Jakrta, Aktual.com – Belum reda benar polemik penandatanganan kesepakatan kontrak Heads Of Agreement (HOA) antara PLN dengan Offshore and Marine, dan Pavilion Gas Singapore terkait pengadaan Liquefied Natural Gas (LNG) untuk sejumlah pembangkit listrik, PLN mengajukan usulan harga khusus batu bara melalui Domestic Market Obligation (DMO) untuk kebutuhan pembangkit listrik.

Melalui DMO, PLN mengusulkan kepada pemerintah untuk menetapkan harga batu bara yang berbeda dengan harga pasar. Dalih PLN adalah untuk mencapai efisiensi sehingga penetapan tarif listrik dapat terjangkau bagi seluruh lapisan masyarakat.

Menanggapi hal ini, Pengamat Ekonomi Energi UGM, Fahmy Radhi mengatakan memang benar bahwa energi primer termasuk batu bara, yang digunakan pembangkit listrik merupakan komponen signifikan dalam pembentuk biaya pokok penyediaan (BPP) listrik, dengan proporsi antara 40% hingga 50%. Namun, ada komponen biaya lain dalam pembentuk BPP yang juga harus diefisienkan oleh PLN antara lain: biaya perawatan, biaya transmisi, biaya distribusi, dan biaya operasional.

“Selama ini, PLN belum mencapai efisiensi secara optimal. Indikatornya, Pemerintah masih mengeluarkan subsidi listrik dalam jumlah yang besar. Meskipun sudah ada pemangkasan subsidi listrik, subsidi listrik pada 2016 masih mencapai sebesar Rp 38,39 triliun untuk 24,7 juta rumah tangga miskin dan rentan miskin. Inefisiensi PLN tersbut juga tercermin dari adanya gap antara BPP listrik per kWh yang selalu lebih besar daripada tarif ditetapkan oleh Pemerintah bersama DPR,” ujar dia, Selasa (19/9).

Dia mengungkapkan, dalam lima tahun terakhir BPP per kWh cenderung meningkat. Pada 2011 BPP tercatat sebesar Rp. 1.251/kWh, sedangkan tarif listrik ditetapkan sebesar Rp. 738/kWh, sehingga beban subsdi pemerintah sebesar Rp. 513/kWh.

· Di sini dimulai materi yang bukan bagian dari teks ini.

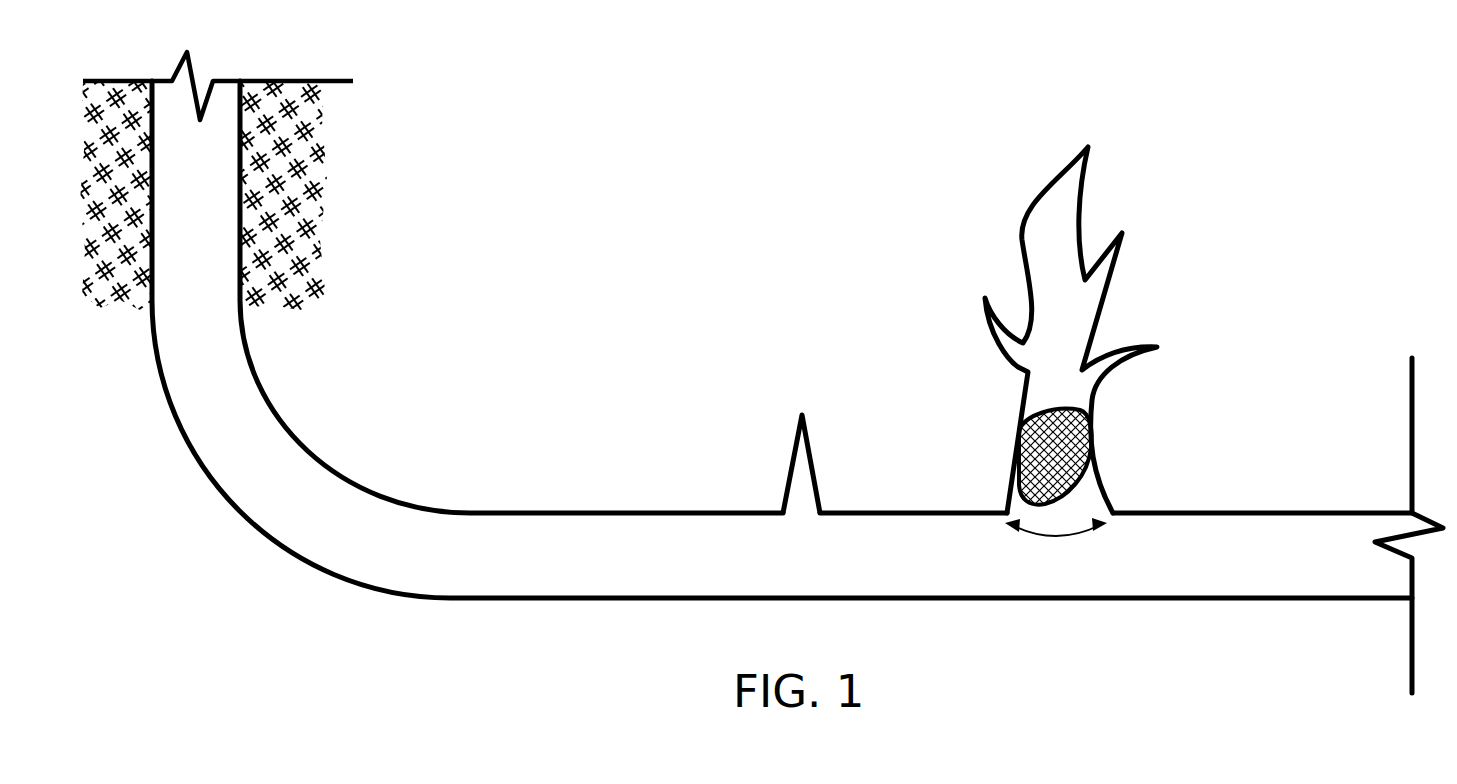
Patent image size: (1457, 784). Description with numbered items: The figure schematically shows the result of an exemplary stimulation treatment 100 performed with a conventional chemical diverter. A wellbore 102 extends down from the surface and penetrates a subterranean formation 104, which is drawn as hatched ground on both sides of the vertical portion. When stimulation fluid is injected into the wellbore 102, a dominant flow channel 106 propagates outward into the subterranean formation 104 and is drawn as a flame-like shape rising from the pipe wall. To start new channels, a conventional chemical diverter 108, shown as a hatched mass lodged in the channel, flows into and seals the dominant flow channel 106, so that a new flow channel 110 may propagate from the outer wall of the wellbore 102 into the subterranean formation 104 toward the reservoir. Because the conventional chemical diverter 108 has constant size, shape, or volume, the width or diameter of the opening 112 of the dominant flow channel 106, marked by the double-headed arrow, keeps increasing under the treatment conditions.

The stimulation treatment 100 is at (464, 121).
The wellbore 102 is at (190, 107).
The subterranean formation 104 is at (282, 178).
The dominant flow channel 106 is at (1038, 207).
The conventional chemical diverter 108 is at (1078, 448).
The new flow channel 110 is at (792, 450).
The opening 112 is at (1072, 537).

Pada 2016, BPP meningkat menjadi Rp. 1.229/kWh, tarif ditetapkan Rp. 1.150/kWh, beban subsidi menjadi Rp. 79/kWh. Penurunan beban subsdi itu bukan karena PLN sudah mencapai efisiensi, melainkan adanya pencabutan subsidi listrik secara bertahap.

“Untuk mencapai efisiensi, PLN tidak seharusnya mencari gampangnya saja dengan merengek kepada Pemerintah untuk menurunkan harga batubara melalui DMO. PLN seharusnya melakukan efisiensi besar-besaran dengan menurunkan biaya perawatan, biaya transmisi, biaya distribusi, dan biaya operasional. Sudah sangat tepat sikap Menteri Energi dan Sumberdaya Mineral Ignasius Jonan untuk tidak serta-merta mengabulkan usulan PLN, tetapi akan dievaluasi lebih dahulu pencapaian efisiensi PLN,” ujar Fahmy.

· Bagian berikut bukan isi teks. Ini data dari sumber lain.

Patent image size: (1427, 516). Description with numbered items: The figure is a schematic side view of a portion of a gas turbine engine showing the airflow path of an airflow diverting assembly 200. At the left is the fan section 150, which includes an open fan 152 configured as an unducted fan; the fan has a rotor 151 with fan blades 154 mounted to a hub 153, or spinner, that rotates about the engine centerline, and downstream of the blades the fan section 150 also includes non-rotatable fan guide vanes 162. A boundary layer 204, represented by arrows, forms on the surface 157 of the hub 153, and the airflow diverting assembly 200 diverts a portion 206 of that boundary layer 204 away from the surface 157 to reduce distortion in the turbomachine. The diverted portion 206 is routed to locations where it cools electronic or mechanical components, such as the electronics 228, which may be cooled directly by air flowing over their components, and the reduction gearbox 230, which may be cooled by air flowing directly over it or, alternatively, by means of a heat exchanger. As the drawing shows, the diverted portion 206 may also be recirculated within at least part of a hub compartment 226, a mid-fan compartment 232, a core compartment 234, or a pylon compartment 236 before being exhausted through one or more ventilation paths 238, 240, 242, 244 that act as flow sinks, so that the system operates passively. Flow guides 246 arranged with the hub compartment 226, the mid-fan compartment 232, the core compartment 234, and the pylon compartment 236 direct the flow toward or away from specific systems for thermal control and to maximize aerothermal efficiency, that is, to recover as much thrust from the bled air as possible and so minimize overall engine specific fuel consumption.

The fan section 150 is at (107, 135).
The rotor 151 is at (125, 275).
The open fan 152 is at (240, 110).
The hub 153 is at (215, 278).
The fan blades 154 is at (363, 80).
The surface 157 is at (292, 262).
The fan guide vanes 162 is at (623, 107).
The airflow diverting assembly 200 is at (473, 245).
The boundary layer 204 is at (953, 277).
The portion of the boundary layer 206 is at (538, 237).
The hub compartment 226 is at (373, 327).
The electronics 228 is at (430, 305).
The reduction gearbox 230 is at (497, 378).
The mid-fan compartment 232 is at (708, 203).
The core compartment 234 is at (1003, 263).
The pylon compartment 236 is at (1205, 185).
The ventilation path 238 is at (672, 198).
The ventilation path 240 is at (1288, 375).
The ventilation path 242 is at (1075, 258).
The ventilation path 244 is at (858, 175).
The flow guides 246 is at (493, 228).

Memang, tambah Fahmy, tidak mustahil bagi Menteri ESDM untuk menurunkan harga batubara dalam skema DMO, namun intervensi Pemerintah tersebut berpotensi menjadi distorsi dalam pembentukan harga batu bara di pasar.

Selain itu, penurunan harga batu bara khusus untuk pembangkit listrik akan menjadi preseden buruk bagi PLN untuk tetap menggunakan batu bara sebagai energi primer pada sebagain besar pembangkit listrik. PLN merasa tidak ada urgensi yang mendesak untuk melakukan bauran energi primer, termasuk penggunaan energi baru dan terbarukan (EBT), selama batubara masih tersedia dengan harga ditetapkan lebih murah dari harga pasar.

Padahal, selain ketersediaan batu bara semakin menurun, penggunaan batu bara sebagai energi primer selama ini berkontribusi terhadap pencemaran lingkungan. Pasalnya, batu bara bukan termasuk kategori energi bersih, dan bukan pula kategori EBT.

“Oleh karena itu, Menteri Jonan harus benar-benar mempertimbangkan berbagai variabel yang signifikan sebelum memutuskan untuk memenuhi usulan PLN dalam penetapan harga batubara yang berbeda dengan harga pasar dalam skema DMO,” tukas Fahmy.

Perubahan skema harga batubara sebagai energi primer ini sudah beberapa kali terjadi atas usulan PLN, ketika harga batubara meningkat, PLN meminta agar harga diatur oleh pemerintah. Namun ketika harga anjlok, PLN menuntut penyesuaian dengan harga pasar.